It seems the height of cognitive dissonance (and intellectual laziness) to me to argue that systemic racism doesn't exist, and to pawn off that disparities exist due to education or socioeconomic status. The obvious follow-up question would be, where do those differences in education/socioeconomic status/etc come from?
A) Could it be from the fact that (among many others), as recently as when my parents were born, segregation was legal? One generation above me. Those people are still alive and voting. Do we really think racism disappeared in less than one lifetime?
B) Inherent cultural/genetic differences? Careful here, I'm not sure saying "blacks are poorer and less educated because they are lazier and don't value education" really helps your argument that you're not racist.
I think one of the problems we're running into on this board is that we (and the country for the most part) are making this dichotomous label. You're either racist, or you're not racist. And we've at least come far enough to know that being called a racist is bad, so we go through a lot of mental gymnastics to convince ourselves and others that we're not racist, which does nothing to address the problem. It puts people on the defensive and they just intellectually shut down.

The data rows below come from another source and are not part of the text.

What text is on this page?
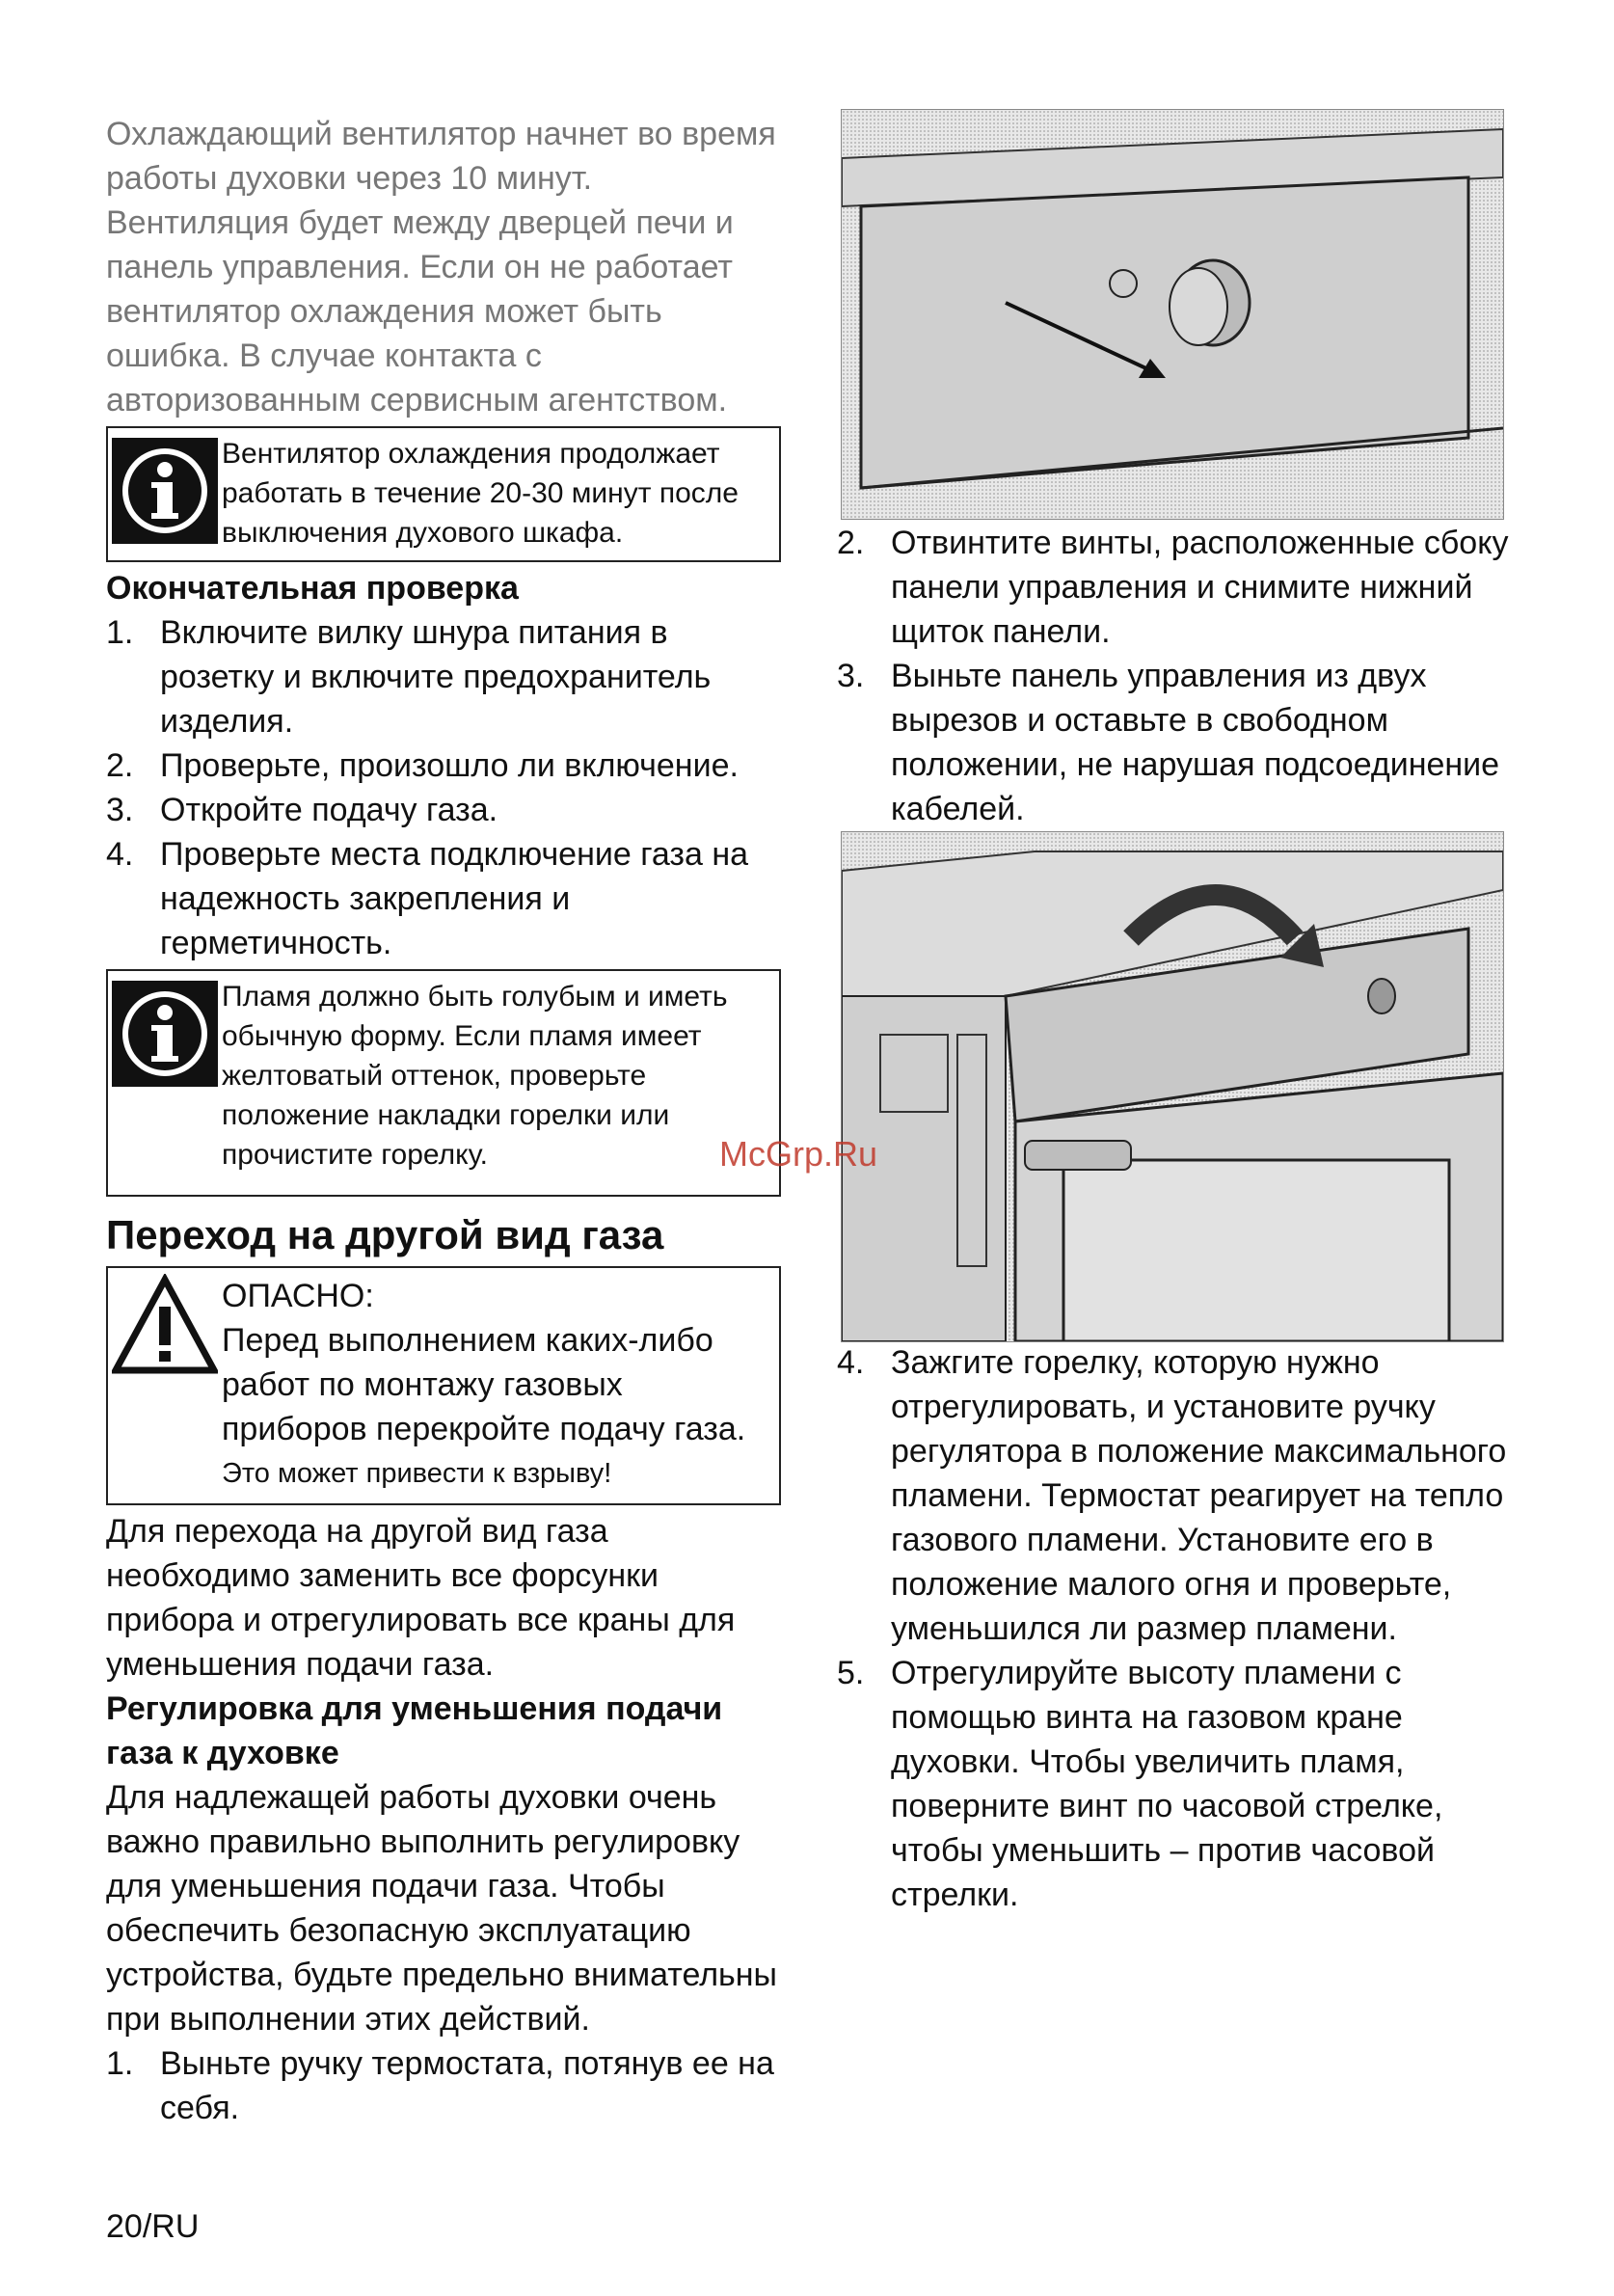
Охлаждающий вентилятор начнет во время работы духовки через 10 минут. Вентиляция будет между дверцей печи и панель управления. Если он не работает вентилятор охлаждения может быть ошибка. В случае контакта с авторизованным сервисным агентством.

Вентилятор охлаждения продолжает работать в течение 20-30 минут после выключения духового шкафа.

Окончательная проверка

1. Включите вилку шнура питания в розетку и включите предохранитель изделия.
2. Проверьте, произошло ли включение.
3. Откройте подачу газа.
4. Проверьте места подключение газа на надежность закрепления и герметичность.

Пламя должно быть голубым и иметь обычную форму. Если пламя имеет желтоватый оттенок, проверьте положение накладки горелки или прочистите горелку.

Переход на другой вид газа

ОПАСНО:

Перед выполнением каких-либо работ по монтажу газовых приборов перекройте подачу газа.

Это может привести к взрыву!

Для перехода на другой вид газа необходимо заменить все форсунки прибора и отрегулировать все краны для уменьшения подачи газа.

Регулировка для уменьшения подачи газа к духовке

Для надлежащей работы духовки очень важно правильно выполнить регулировку для уменьшения подачи газа. Чтобы обеспечить безопасную эксплуатацию устройства, будьте предельно внимательны при выполнении этих действий.

1. Выньте ручку термостата, потянув ее на себя.
2. Отвинтите винты, расположенные сбоку панели управления и снимите нижний щиток панели.
3. Выньте панель управления из двух вырезов и оставьте в свободном положении, не нарушая подсоединение кабелей.
4. Зажгите горелку, которую нужно отрегулировать, и установите ручку регулятора в положение максимального пламени. Термостат реагирует на тепло газового пламени. Установите его в положение малого огня и проверьте, уменьшился ли размер пламени.
5. Отрегулируйте высоту пламени с помощью винта на газовом кране духовки. Чтобы увеличить пламя, поверните винт по часовой стрелке, чтобы уменьшить – против часовой стрелки.
McGrp.Ru
20/RU
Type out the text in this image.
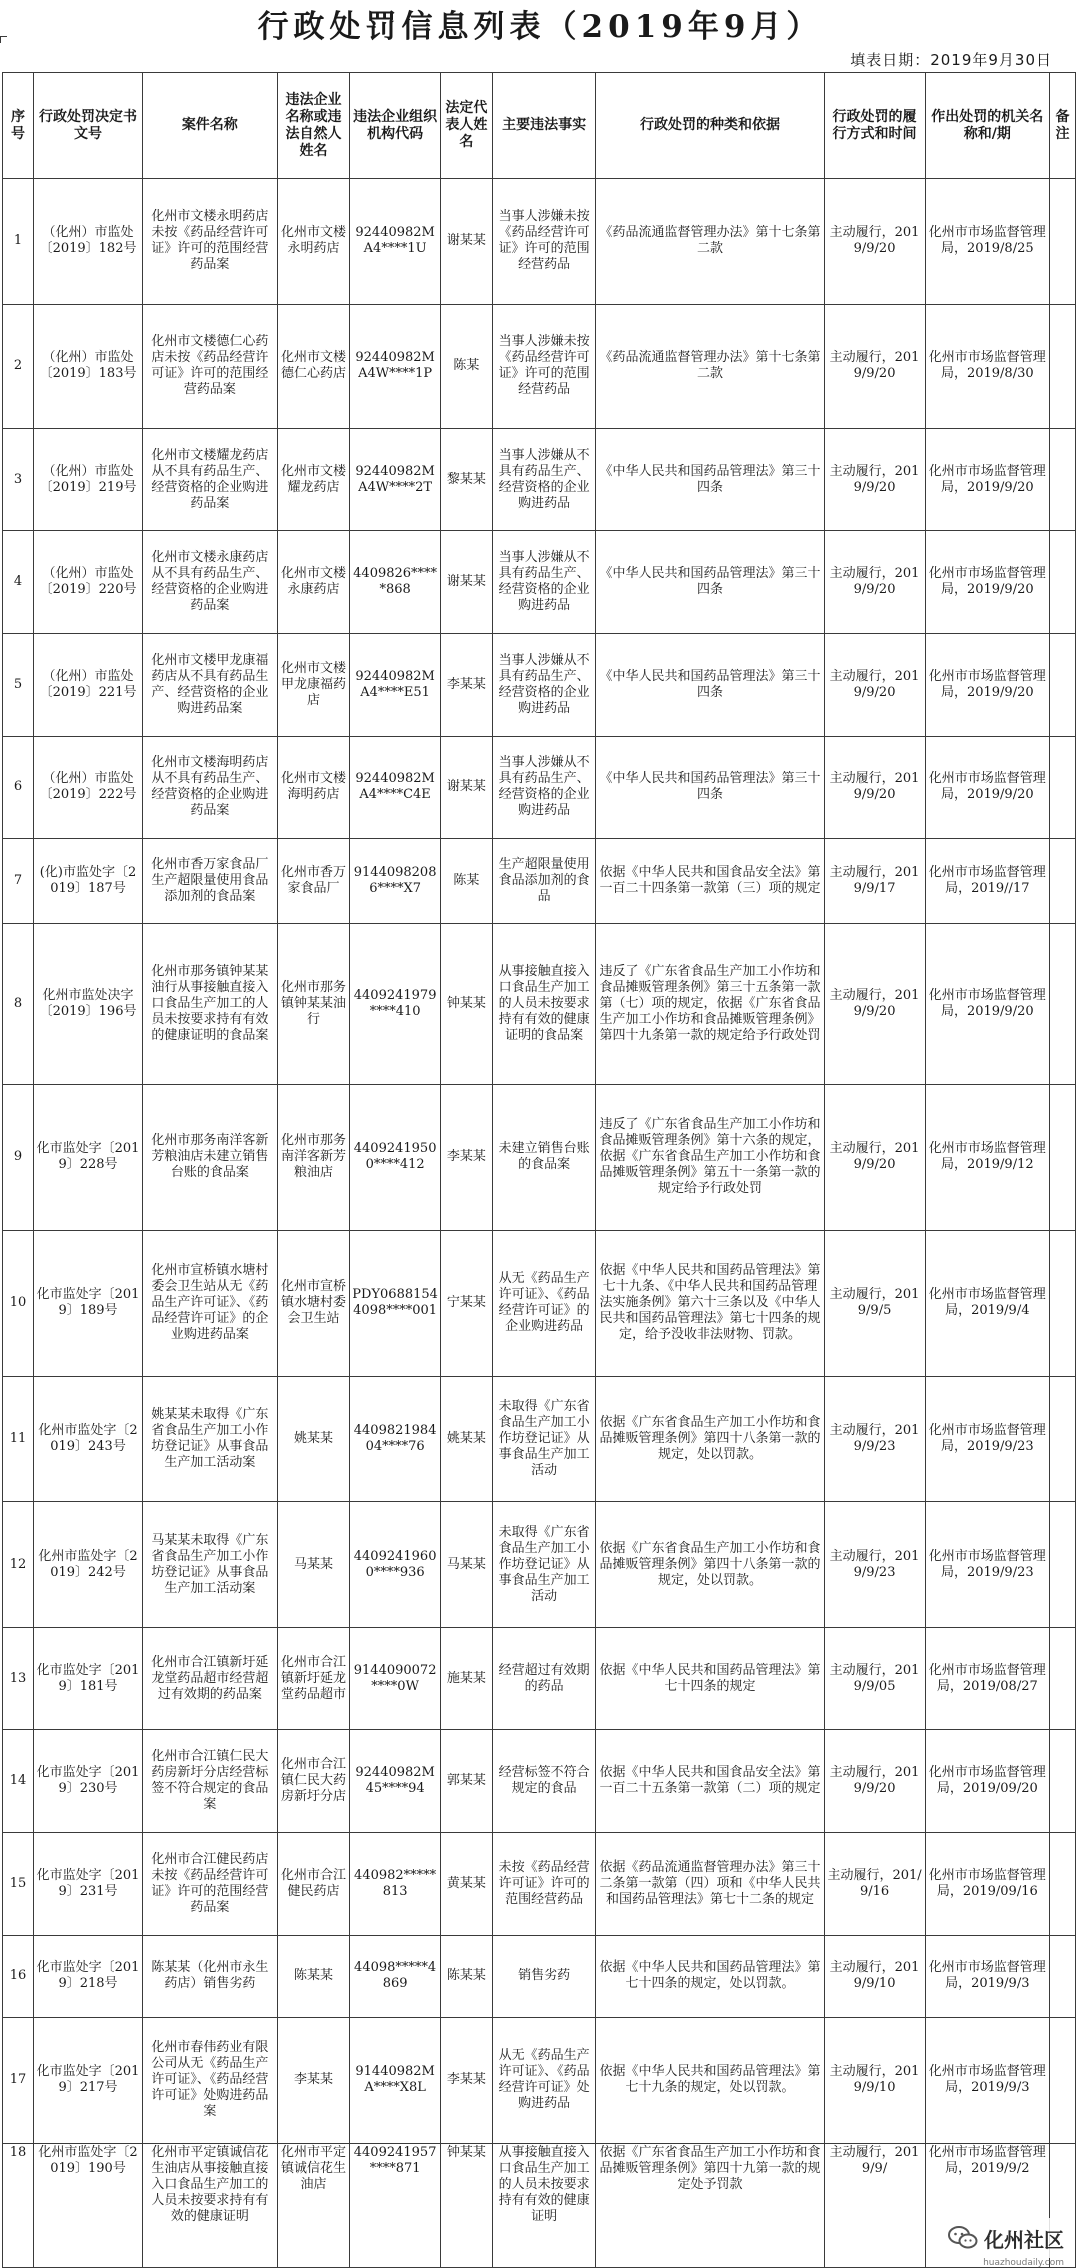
行政处罚信息列表（2019年9月）
填表日期：2019年9月30日
序号	行政处罚决定书文号	案件名称	违法企业名称或违法自然人姓名	违法企业组织机构代码	法定代表人姓名	主要违法事实	行政处罚的种类和依据	行政处罚的履行方式和时间	作出处罚的机关名称和/期	备注
1	（化州）市监处〔2019〕182号	化州市文楼永明药店未按《药品经营许可证》许可的范围经营药品案	化州市文楼永明药店	92440982MA4****1U	谢某某	当事人涉嫌未按《药品经营许可证》许可的范围经营药品	《药品流通监督管理办法》第十七条第二款	主动履行，2019/9/20	化州市市场监督管理局，2019/8/25	
2	（化州）市监处〔2019〕183号	化州市文楼德仁心药店未按《药品经营许可证》许可的范围经营药品案	化州市文楼德仁心药店	92440982MA4W****1P	陈某	当事人涉嫌未按《药品经营许可证》许可的范围经营药品	《药品流通监督管理办法》第十七条第二款	主动履行，2019/9/20	化州市市场监督管理局，2019/8/30	
3	（化州）市监处〔2019〕219号	化州市文楼耀龙药店从不具有药品生产、经营资格的企业购进药品案	化州市文楼耀龙药店	92440982MA4W****2T	黎某某	当事人涉嫌从不具有药品生产、经营资格的企业购进药品	《中华人民共和国药品管理法》第三十四条	主动履行，2019/9/20	化州市市场监督管理局，2019/9/20	
4	（化州）市监处〔2019〕220号	化州市文楼永康药店从不具有药品生产、经营资格的企业购进药品案	化州市文楼永康药店	4409826*****868	谢某某	当事人涉嫌从不具有药品生产、经营资格的企业购进药品	《中华人民共和国药品管理法》第三十四条	主动履行，2019/9/20	化州市市场监督管理局，2019/9/20	
5	（化州）市监处〔2019〕221号	化州市文楼甲龙康福药店从不具有药品生产、经营资格的企业购进药品案	化州市文楼甲龙康福药店	92440982MA4****E51	李某某	当事人涉嫌从不具有药品生产、经营资格的企业购进药品	《中华人民共和国药品管理法》第三十四条	主动履行，2019/9/20	化州市市场监督管理局，2019/9/20	
6	（化州）市监处〔2019〕222号	化州市文楼海明药店从不具有药品生产、经营资格的企业购进药品案	化州市文楼海明药店	92440982MA4****C4E	谢某某	当事人涉嫌从不具有药品生产、经营资格的企业购进药品	《中华人民共和国药品管理法》第三十四条	主动履行，2019/9/20	化州市市场监督管理局，2019/9/20	
7	(化)市监处字〔2019〕187号	化州市香万家食品厂生产超限量使用食品添加剂的食品案	化州市香万家食品厂	91440982086****X7	陈某	生产超限量使用食品添加剂的食品	依据《中华人民共和国食品安全法》第一百二十四条第一款第（三）项的规定	主动履行，2019/9/17	化州市市场监督管理局，2019//17	
8	化州市监处决字〔2019〕196号	化州市那务镇钟某某油行从事接触直接入口食品生产加工的人员未按要求持有有效的健康证明的食品案	化州市那务镇钟某某油行	4409241979****410	钟某某	从事接触直接入口食品生产加工的人员未按要求持有有效的健康证明的食品案	违反了《广东省食品生产加工小作坊和食品摊贩管理条例》第三十五条第一款第（七）项的规定，依据《广东省食品生产加工小作坊和食品摊贩管理条例》第四十九条第一款的规定给予行政处罚	主动履行，2019/9/20	化州市市场监督管理局，2019/9/20	
9	化市监处字〔2019〕228号	化州市那务南洋客新芳粮油店未建立销售台账的食品案	化州市那务南洋客新芳粮油店	44092419500****412	李某某	未建立销售台账的食品案	违反了《广东省食品生产加工小作坊和食品摊贩管理条例》第十六条的规定，依据《广东省食品生产加工小作坊和食品摊贩管理条例》第五十一条第一款的规定给予行政处罚	主动履行，2019/9/20	化州市市场监督管理局，2019/9/12	
10	化市监处字〔2019〕189号	化州市宣桥镇水塘村委会卫生站从无《药品生产许可证》、《药品经营许可证》的企业购进药品案	化州市宣桥镇水塘村委会卫生站	PDY06881544098****001	宁某某	从无《药品生产许可证》、《药品经营许可证》的企业购进药品	依据《中华人民共和国药品管理法》第七十九条、《中华人民共和国药品管理法实施条例》第六十三条以及《中华人民共和国药品管理法》第七十四条的规定，给予没收非法财物、罚款。	主动履行，2019/9/5	化州市市场监督管理局，2019/9/4	
11	化州市监处字〔2019〕243号	姚某某未取得《广东省食品生产加工小作坊登记证》从事食品生产加工活动案	姚某某	440982198404****76	姚某某	未取得《广东省食品生产加工小作坊登记证》从事食品生产加工活动	依据《广东省食品生产加工小作坊和食品摊贩管理条例》第四十八条第一款的规定，处以罚款。	主动履行，2019/9/23	化州市市场监督管理局，2019/9/23	
12	化州市监处字〔2019〕242号	马某某未取得《广东省食品生产加工小作坊登记证》从事食品生产加工活动案	马某某	44092419600****936	马某某	未取得《广东省食品生产加工小作坊登记证》从事食品生产加工活动	依据《广东省食品生产加工小作坊和食品摊贩管理条例》第四十八条第一款的规定，处以罚款。	主动履行，2019/9/23	化州市市场监督管理局，2019/9/23	
13	化市监处字〔2019〕181号	化州市合江镇新圩延龙堂药品超市经营超过有效期的药品案	化州市合江镇新圩延龙堂药品超市	9144090072****0W	施某某	经营超过有效期的药品	依据《中华人民共和国药品管理法》第七十四条的规定	主动履行，2019/9/05	化州市市场监督管理局，2019/08/27	
14	化市监处字〔2019〕230号	化州市合江镇仁民大药房新圩分店经营标签不符合规定的食品案	化州市合江镇仁民大药房新圩分店	92440982M45****94	郭某某	经营标签不符合规定的食品	依据《中华人民共和国食品安全法》第一百二十五条第一款第（二）项的规定	主动履行，2019/9/20	化州市市场监督管理局，2019/09/20	
15	化市监处字〔2019〕231号	化州市合江健民药店未按《药品经营许可证》许可的范围经营药品案	化州市合江健民药店	440982*****813	黄某某	未按《药品经营许可证》许可的范围经营药品	依据《药品流通监督管理办法》第三十二条第一款第（四）项和《中华人民共和国药品管理法》第七十二条的规定	主动履行，201/9/16	化州市市场监督管理局，2019/09/16	
16	化市监处字〔2019〕218号	陈某某（化州市永生药店）销售劣药	陈某某	44098*****4869	陈某某	销售劣药	依据《中华人民共和国药品管理法》第七十四条的规定，处以罚款。	主动履行，2019/9/10	化州市市场监督管理局，2019/9/3	
17	化市监处字〔2019〕217号	化州市春伟药业有限公司从无《药品生产许可证》、《药品经营许可证》处购进药品案	李某某	91440982MA****X8L	李某某	从无《药品生产许可证》、《药品经营许可证》处购进药品	依据《中华人民共和国药品管理法》第七十九条的规定，处以罚款。	主动履行，2019/9/10	化州市市场监督管理局，2019/9/3	
18	化州市监处字〔2019〕190号	化州市平定镇诚信花生油店从事接触直接入口食品生产加工的人员未按要求持有有效的健康证明	化州市平定镇诚信花生油店	4409241957****871	钟某某	从事接触直接入口食品生产加工的人员未按要求持有有效的健康证明	依据《广东省食品生产加工小作坊和食品摊贩管理条例》第四十九第一款的规定处予罚款	主动履行，2019/9/	化州市市场监督管理局，2019/9/2	
化州社区
huazhoudaily.com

It seems to me that it's more useful to view racism (or bias, or whatever you want to call preference for people who look/act like you and disdain for those who don't) as a scale. Say, 1 to 10. Like any good population model, I assume the distribution resembles a bell curve. Most of us are between 3 and 7. I think the important thing is to be self-aware enough to know where you are on the scale (recognize your own biases) and move yourself as far to the left as possible. Nobody's going to move all the way to the left, and that's OK. Many biases are subconscious, and you can't fix what you don't identify as a problem. Other things are just so ingrained from 30, 40, 50, 60 years of life experiences, that no matter how hard you work, you're not going to make them go away.
Again, to reiterate. When my parents were born, a sizable portion of this country couldn't even drink from the same water fountains because they were deemed inferior. Are we leaps and bounds ahead of where we were then? For sure. Have we eradicated hundreds of years of inequality in one lifetime? Absolutely not.